What is wrong with saying: ‘I have no reason to disbelieve you’? This would
have put Freud in a more honest position towards Dora. Yet no one in the vast
literature on the case has pointed this out. In the last quarter-century there
has been much criticism of Freud’s approach to Dora. But everyone praises him
for ‘believing’ her.
Then, said Anthony, comes the twist, praised by
Lacan as a masterly Hegelian ‘dialectical reversal’ by Freud. Freud wrote:
‘When a patient brings forward a sound and incontestable train of argument
during psychoanalytic treatment, the physician is liable to feel a moment’s
embarrassment.’ ‘But why?’ asked Anthony. ‘Why wouldn’t the “physician” feel
pleased if his “patient” seemed to be reasoning well?’ Freud’s solution to his
embarrassment was to assert a priori that
Dora’s reproaches were defences against self-reproaches.
He didn’t say Dora’s reproaches were deluded. He simply said she was sick for
making them. A ‘healthy’ girl would have kept her mouth shut. He thus
invalidated her and colluded with her father more radically than her father could
have dreamed of. Certain verses of the Holiness Code could have guided Freud here.
Freud claimed to have a superior way of seeing
love, mourning and revenge. But Anthony considered that much psychoanalytic
writing on these themes was not even up to the standards of ordinary people. Ernest
Jones called Dora ‘a disagreeable creature who preferred revenge to love’.
Anthony emphasised that his critique still
applies widely today. For example, most psychoanalysts appear to treat as dogma
the idea of a mother’s ambivalence towards her baby. Psychotherapists talk
about a psychological ‘love’, by which they mean a feeling, not the authentic
love-as-action of the Holiness Code. For them, where there is ‘love’ there must
be ‘hate’. Not to feel such hate is to be in ‘unhealthy’ ‘denial’.
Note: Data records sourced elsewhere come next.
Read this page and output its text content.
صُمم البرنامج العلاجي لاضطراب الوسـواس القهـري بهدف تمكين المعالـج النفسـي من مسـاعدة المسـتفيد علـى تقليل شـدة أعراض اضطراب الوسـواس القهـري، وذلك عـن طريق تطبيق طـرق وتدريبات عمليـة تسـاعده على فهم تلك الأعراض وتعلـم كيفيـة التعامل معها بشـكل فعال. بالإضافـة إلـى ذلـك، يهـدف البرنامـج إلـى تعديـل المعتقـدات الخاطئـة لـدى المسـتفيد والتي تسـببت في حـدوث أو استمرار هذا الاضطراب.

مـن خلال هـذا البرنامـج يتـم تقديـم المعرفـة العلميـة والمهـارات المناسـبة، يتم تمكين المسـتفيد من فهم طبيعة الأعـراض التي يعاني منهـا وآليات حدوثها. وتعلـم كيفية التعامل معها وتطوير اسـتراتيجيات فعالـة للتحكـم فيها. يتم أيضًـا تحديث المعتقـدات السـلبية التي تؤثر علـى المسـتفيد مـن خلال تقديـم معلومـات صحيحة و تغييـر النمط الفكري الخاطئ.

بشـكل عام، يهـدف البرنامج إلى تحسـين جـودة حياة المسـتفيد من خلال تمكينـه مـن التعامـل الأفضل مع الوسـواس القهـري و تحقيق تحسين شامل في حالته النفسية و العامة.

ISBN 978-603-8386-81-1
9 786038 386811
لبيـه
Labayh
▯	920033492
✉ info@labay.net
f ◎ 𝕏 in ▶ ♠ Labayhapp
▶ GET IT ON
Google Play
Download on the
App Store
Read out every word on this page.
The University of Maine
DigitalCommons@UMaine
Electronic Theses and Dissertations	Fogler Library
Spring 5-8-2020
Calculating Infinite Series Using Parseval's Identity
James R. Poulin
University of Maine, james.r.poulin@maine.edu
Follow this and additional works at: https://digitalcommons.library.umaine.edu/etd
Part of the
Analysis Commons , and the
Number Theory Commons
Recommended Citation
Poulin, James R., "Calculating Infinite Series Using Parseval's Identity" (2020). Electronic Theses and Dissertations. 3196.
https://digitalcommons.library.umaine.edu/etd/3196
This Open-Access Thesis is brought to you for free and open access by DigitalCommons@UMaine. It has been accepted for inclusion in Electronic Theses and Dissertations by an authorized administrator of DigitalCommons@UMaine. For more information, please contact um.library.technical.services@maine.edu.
Is this version of love really an advance on
popular understanding, let alone the wisdom of the Holiness Code or writers
such as Shakespeare, Jane Austen and Tolstoy? Freud himself pointed to his
bookshelves and said: ‘These are my precursors.’ But the language of ‘mental
health’ encourages people, even great thinkers like Freud and Jung, to talk in
alienated ways. They can get confused and lose their ordinary humanity. Psychotherapists
who quote the Bible usually patronise it. But the Holiness Code, written in
ordinary language, transcends the theories of Freud, Jung, and other psychologisers.
Anthony said he did not want to be prescriptive.
He invited his listeners to think whether Chapter 19 of the Holiness Code suggests
more honest ways of relating to clients in ‘psychotherapy’.